Ed è a questo punto che, fra le premesse enunciate in esordio fra le righe del suo remake letterario, vi fa scattare la molla omicida. «E ora! Mie graziose signore! Cortesi signori! Ecco a voi – per una sera soltanto – la mia ultima composizione intitolata La morte di Mozart – ovvero, sono stato io?... Dedicata ai posteri in questa ultima notte della mia vita!».
Odio e aspirazioni mancate, gelosia e amor proprio, senso d’impotenza artistica e un amore, forse male indirizzato, per la musica. È il Salieri “noir”, scolpito al negativo a partire dalla reinvenzione narrativa di Puškin (Mozart e Salieri), da lì rimbalzato nel testo di Shaffer e a seguire reso celebre nel 1984 dall’insuperata metamorfosi per il grande schermo (sempre dal titolo “Amadeus”) di Milos Forman. Ebbene, in ulteriore rielaborazione, ora è sulla scena quale pièce teatral-musicale, ma in versione di concerto, con la voce recitante di Luca Barbereschi (nelle foto sopra). Gli appuntamenti sono per martedì 28 e mercoledì 29 luglio (ore 20) al Lirico napoletano, nella formula realizzata dallo stesso direttore d’orchestra, John Axelrod, per il San Carlo Opera Festival, quindi in successiva rappresentazione, giovedì 30 con pari protagonisti, sul Belvedere di Villa Rufolo per il Ravello Festival.
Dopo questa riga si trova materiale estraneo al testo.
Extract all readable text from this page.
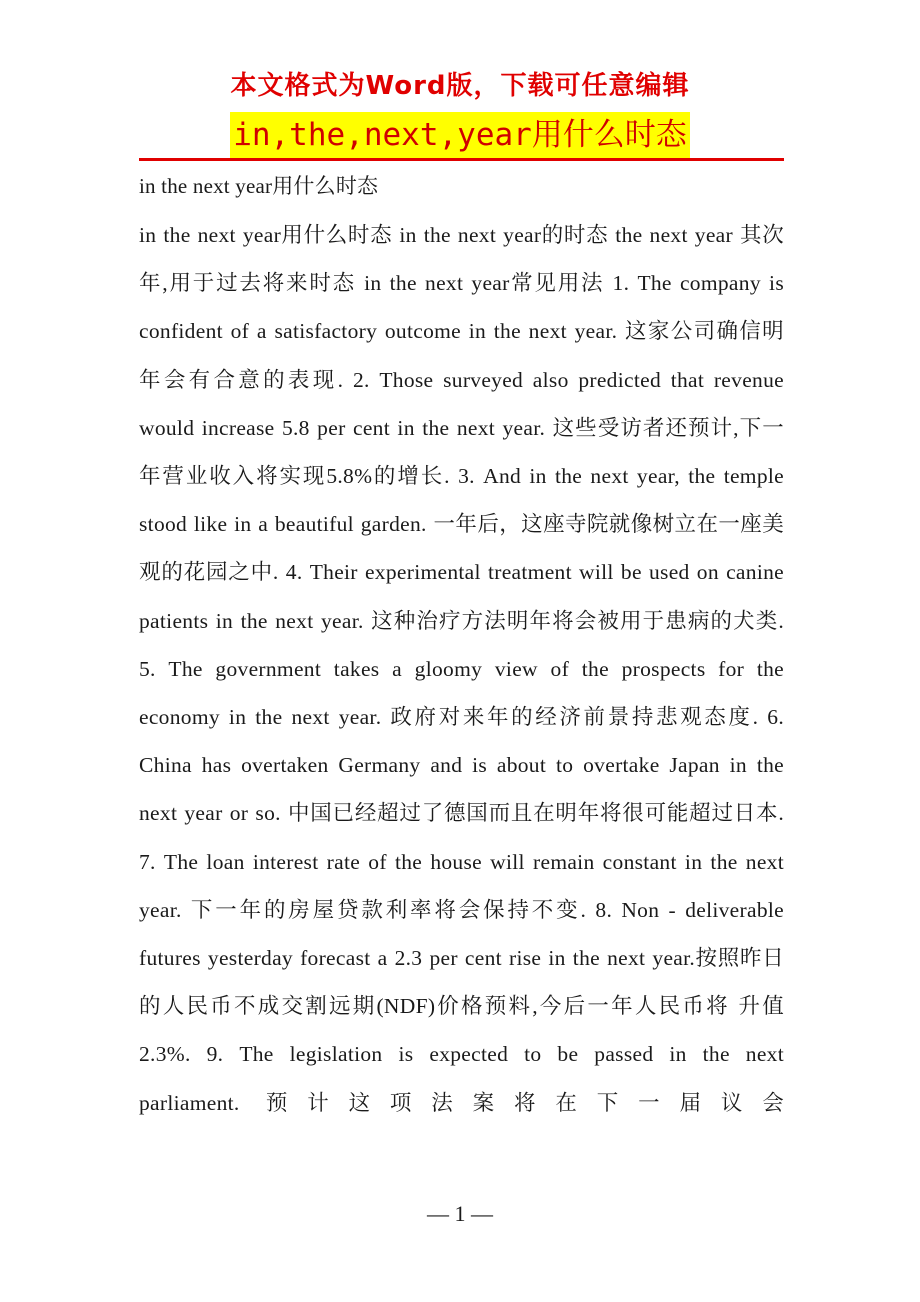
本文格式为Word版，下载可任意编辑
in,the,next,year用什么时态
in the next year用什么时态

in the next year用什么时态 in the next year的时态 the next year 其次年,用于过去将来时态 in the next year常见用法 1. The company is confident of a satisfactory outcome in the next year. 这家公司确信明年会有合意的表现. 2. Those surveyed also predicted that revenue would increase 5.8 per cent in the next year. 这些受访者还预计,下一年营业收入将实现5.8%的增长. 3. And in the next year, the temple stood like in a beautiful garden. 一年后，这座寺院就像树立在一座美观的花园之中. 4. Their experimental treatment will be used on canine patients in the next year. 这种治疗方法明年将会被用于患病的犬类. 5. The government takes a gloomy view of the prospects for the economy in the next year. 政府对来年的经济前景持悲观态度. 6. China has overtaken Germany and is about to overtake Japan in the next year or so. 中国已经超过了德国而且在明年将很可能超过日本. 7. The loan interest rate of the house will remain constant in the next year. 下一年的房屋贷款利率将会保持不变. 8. Non - deliverable futures yesterday forecast a 2.3 per cent rise in the next year.按照昨日的人民币不成交割远期(NDF)价格预料,今后一年人民币将 升值2.3%. 9. The legislation is expected to be passed in the next parliament. 预计这项法案将在下一届议会

— 1 —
Sul palcoscenico del San Carlo l’attore Barbareschi, dopo aver già interpretato in passato lo stesso ruolo nella versione in prosa dell'Amadeus di Roman Polanski, darà dunque nuova voce al rivale del genio di Salisburgo, a sua volta affidato a Francesco Bonomo mentre Dajana Roncione sarà Costanza. In campo, dunque, la storia di una feroce gelosia, nata nel cuore e nella mente sconvolta del compositore Salieri che, stando alla rielaborazione letteraria di Puškin poi ripresa da Shaffer, arriva per gelosia e invidia ad avvelenare l’allora trentacinquenne Mozart pur di essere ricordato dai posteri, se non come musicista, almeno come assassino.
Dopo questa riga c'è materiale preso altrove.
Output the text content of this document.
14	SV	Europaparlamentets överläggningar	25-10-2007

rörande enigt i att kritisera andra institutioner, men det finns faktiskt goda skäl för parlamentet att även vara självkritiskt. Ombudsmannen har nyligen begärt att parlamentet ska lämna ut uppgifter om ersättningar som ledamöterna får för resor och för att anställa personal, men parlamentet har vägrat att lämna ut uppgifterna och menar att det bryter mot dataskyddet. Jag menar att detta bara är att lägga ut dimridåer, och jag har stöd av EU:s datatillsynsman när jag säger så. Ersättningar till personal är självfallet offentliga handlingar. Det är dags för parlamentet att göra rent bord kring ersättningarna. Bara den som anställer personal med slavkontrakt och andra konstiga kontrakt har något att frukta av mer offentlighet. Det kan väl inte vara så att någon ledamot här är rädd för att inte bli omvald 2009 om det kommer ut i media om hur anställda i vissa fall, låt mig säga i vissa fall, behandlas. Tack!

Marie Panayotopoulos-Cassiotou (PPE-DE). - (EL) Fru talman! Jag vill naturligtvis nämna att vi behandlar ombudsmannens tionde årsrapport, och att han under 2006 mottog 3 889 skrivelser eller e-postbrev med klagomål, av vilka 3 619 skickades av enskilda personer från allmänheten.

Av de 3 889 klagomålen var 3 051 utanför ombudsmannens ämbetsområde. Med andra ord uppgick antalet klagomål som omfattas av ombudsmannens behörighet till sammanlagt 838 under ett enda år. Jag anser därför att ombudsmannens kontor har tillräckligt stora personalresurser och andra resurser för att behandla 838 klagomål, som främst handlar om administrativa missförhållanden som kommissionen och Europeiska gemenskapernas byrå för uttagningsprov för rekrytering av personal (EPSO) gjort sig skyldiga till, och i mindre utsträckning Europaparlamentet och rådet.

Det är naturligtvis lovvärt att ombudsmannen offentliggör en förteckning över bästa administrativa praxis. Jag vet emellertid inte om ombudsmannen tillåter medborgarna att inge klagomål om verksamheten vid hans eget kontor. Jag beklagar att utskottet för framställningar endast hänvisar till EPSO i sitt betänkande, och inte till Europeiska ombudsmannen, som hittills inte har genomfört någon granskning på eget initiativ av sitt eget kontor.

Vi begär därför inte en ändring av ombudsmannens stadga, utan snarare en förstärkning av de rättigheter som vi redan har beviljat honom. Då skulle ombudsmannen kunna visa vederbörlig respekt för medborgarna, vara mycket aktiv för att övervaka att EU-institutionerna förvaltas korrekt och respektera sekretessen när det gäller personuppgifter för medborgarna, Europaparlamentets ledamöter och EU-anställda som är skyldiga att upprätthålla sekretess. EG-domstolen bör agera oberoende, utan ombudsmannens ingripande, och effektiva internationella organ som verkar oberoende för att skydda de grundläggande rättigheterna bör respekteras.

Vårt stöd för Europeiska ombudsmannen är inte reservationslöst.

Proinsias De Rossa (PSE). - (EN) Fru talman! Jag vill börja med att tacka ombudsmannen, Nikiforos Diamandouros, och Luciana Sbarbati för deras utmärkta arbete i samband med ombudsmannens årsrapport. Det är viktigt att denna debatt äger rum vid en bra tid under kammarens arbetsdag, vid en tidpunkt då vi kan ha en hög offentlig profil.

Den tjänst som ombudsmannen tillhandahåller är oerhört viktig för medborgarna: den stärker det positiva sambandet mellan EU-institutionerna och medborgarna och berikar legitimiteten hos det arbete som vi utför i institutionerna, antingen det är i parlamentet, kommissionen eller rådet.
«Mi sembrava interessante rifare Amadeus dopo tanto tempo e alla luce di tanta esperienza di teatro accumulata in questi anni» afferma in merito Luca Barbareschi. Mettere in scena questo spettacolo? È stata un’impresa colossale, uno dei maggiori successi degli ultimi anni in cui ho avuto il privilegio di essere diretto da uno dei più grandi registi del mondo, Polanski, con i costumi del Premio Oscar Milena Canonero. Sono felice ed emozionato – confessa, nonostante qualche tensione durante una delle ultime prove – di partecipare nuovamente a questa avventura in una cornice straordinaria come quella del Teatro San Carlo di Napoli. Un Amadeus sicuramente diverso nella concezione scenica rispetto al "mio", pur sempre restando una storia di invidia e gelosia, un racconto di sentimenti universali, senza tempo».
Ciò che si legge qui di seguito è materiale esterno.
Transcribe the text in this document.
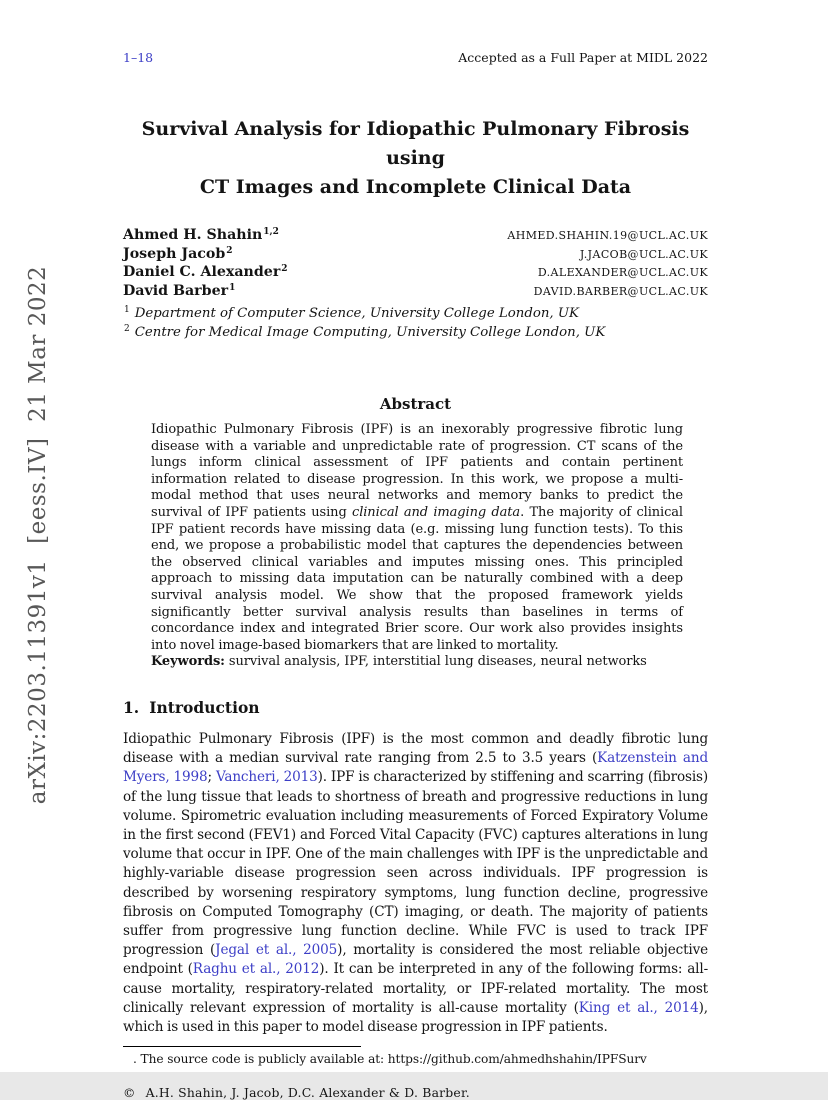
arXiv:2203.11391v1  [eess.IV]  21 Mar 2022
1–18	Accepted as a Full Paper at MIDL 2022
Survival Analysis for Idiopathic Pulmonary Fibrosis using
CT Images and Incomplete Clinical Data
Ahmed H. Shahin$^{1,2}$	AHMED.SHAHIN.19@UCL.AC.UK
Joseph Jacob$^2$	J.JACOB@UCL.AC.UK
Daniel C. Alexander$^2$	D.ALEXANDER@UCL.AC.UK
David Barber$^1$	DAVID.BARBER@UCL.AC.UK
$^1$ Department of Computer Science, University College London, UK
$^2$ Centre for Medical Image Computing, University College London, UK
Abstract
Idiopathic Pulmonary Fibrosis (IPF) is an inexorably progressive fibrotic lung disease with a variable and unpredictable rate of progression. CT scans of the lungs inform clinical assessment of IPF patients and contain pertinent information related to disease progression. In this work, we propose a multi-modal method that uses neural networks and memory banks to predict the survival of IPF patients using clinical and imaging data. The majority of clinical IPF patient records have missing data (e.g. missing lung function tests). To this end, we propose a probabilistic model that captures the dependencies between the observed clinical variables and imputes missing ones. This principled approach to missing data imputation can be naturally combined with a deep survival analysis model. We show that the proposed framework yields significantly better survival analysis results than baselines in terms of concordance index and integrated Brier score. Our work also provides insights into novel image-based biomarkers that are linked to mortality.
Keywords: survival analysis, IPF, interstitial lung diseases, neural networks
1. Introduction
Idiopathic Pulmonary Fibrosis (IPF) is the most common and deadly fibrotic lung disease with a median survival rate ranging from 2.5 to 3.5 years (Katzenstein and Myers, 1998; Vancheri, 2013). IPF is characterized by stiffening and scarring (fibrosis) of the lung tissue that leads to shortness of breath and progressive reductions in lung volume. Spirometric evaluation including measurements of Forced Expiratory Volume in the first second (FEV1) and Forced Vital Capacity (FVC) captures alterations in lung volume that occur in IPF. One of the main challenges with IPF is the unpredictable and highly-variable disease progression seen across individuals. IPF progression is described by worsening respiratory symptoms, lung function decline, progressive fibrosis on Computed Tomography (CT) imaging, or death. The majority of patients suffer from progressive lung function decline. While FVC is used to track IPF progression (Jegal et al., 2005), mortality is considered the most reliable objective endpoint (Raghu et al., 2012). It can be interpreted in any of the following forms: all-cause mortality, respiratory-related mortality, or IPF-related mortality. The most clinically relevant expression of mortality is all-cause mortality (King et al., 2014), which is used in this paper to model disease progression in IPF patients.
. The source code is publicly available at: https://github.com/ahmedhshahin/IPFSurv
© A.H. Shahin, J. Jacob, D.C. Alexander & D. Barber.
«Tutti conoscono Mozart. E molti conoscono Amadeus, il film vincitore del premio Oscar diretto da Milos Forman e basato sull’opera di Peter Shaffer» aggiunge lo straordinario direttore d’orchestra John Axelrod (sotto, nella foto di Francesco Squeglia).
«Chi, a cominciare da noi, non ha mai invidiato il talento di questi grandi? Ciò che rende Amadeus così efficace non è la caratterizzazione delle figure storiche, non la mera riproposizione della musica di Mozart, ma il fatto che dimostri come la musica sia più grande di ognuno di noi, al punto da consentire a un uomo - per quanto ribelle e apparentemente normale - di ricreare la vera voce di Dio. La voce di Dio: è così che Salieri descrive la musica di Mozart. Ed ecco che la pièce – conclude il maestro – offre uno spettacolo dal nuovo format: in sospensione fra teatro e musica, fra repertorio lirico e sinfonico, oltre la nozione tradizionale del concerto, in cui la storia segue la musica, come la musica segue il testo e dove i costumi sono reali, lasciando che il film prenda vita. Il suono, intanto, allude alla voce di Dio: con un respiro».
John Axelrod, oltre ad aver curato la versione da concerto della pièce su musiche di Mozart, sarà nell’occasione alla testa di Orchestra e Coro (preparato da Marco Faelli) del San Carlo, nonché al pianoforte. Le voci soliste sono di Marie-Pierre Roy (soprano), Eva Vogel (mezzosoprano), Alexander Kaimbacher (tenore) e Thomas Tatzl (basso).